In this section, we will understand the characteristic features of enterprise data. Each of the listed characteristics describes a unique facet/behavior that would be elaborated in the implementation perspective later in the Data Science life cycle section in this chapter. Following are a few important characteristics of enterprise data:

  • Included: Enterprise data is integrated and usually, but not mandatorily, centralized to all applications within an enterprise. Data from various sources and varied formats is either aggregated or federated for this purpose. (Aggregation refers to physically combining data sets into a single structure and location while federation is all about getting a centralized way to access a variety of data sources to get the required data without physically combining/merging the data.)

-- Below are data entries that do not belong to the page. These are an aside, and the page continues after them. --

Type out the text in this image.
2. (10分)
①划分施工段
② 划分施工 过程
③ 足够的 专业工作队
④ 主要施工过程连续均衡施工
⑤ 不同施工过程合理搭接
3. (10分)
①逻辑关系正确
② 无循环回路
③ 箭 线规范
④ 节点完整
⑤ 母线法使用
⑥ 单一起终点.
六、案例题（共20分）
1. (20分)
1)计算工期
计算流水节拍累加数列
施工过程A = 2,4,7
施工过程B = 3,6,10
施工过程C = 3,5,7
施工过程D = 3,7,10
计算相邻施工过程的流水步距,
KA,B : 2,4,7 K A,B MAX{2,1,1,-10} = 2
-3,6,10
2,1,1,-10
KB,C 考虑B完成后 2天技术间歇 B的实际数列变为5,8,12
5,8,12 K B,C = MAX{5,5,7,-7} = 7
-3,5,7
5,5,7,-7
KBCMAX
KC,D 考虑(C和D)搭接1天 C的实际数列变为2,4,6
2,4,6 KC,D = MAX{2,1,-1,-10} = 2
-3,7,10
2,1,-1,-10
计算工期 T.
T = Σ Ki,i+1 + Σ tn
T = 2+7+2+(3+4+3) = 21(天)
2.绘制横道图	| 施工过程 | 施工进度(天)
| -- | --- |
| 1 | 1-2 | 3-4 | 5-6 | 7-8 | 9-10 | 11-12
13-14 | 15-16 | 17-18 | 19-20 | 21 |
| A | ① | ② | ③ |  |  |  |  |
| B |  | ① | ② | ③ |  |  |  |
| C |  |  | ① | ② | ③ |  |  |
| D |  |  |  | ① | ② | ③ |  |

  • Standards compliance: Data is represented/presented to the application in context in a format that is either a standard to an enterprise/across enterprises.

  • Secure: Data is securely accessible through authorization.

  • Scalable: In a context where data is integrated from various sources, the need to support larger volumes becomes critical, and thus the scalability, both in terms of storage and processing.

  • Condensed/Cleansed/Consistent: Enterprise data can possibly be condensed and cleansed to ensure data quality against a given set of data standards for an enterprise.

  • Varied sources and formats: Data is mostly combined from varied sources and can continue to be stored in varied formats for optimized usage.

  • Available: Enterprise data is always consistent with minimal data disparity and available to all applications using it.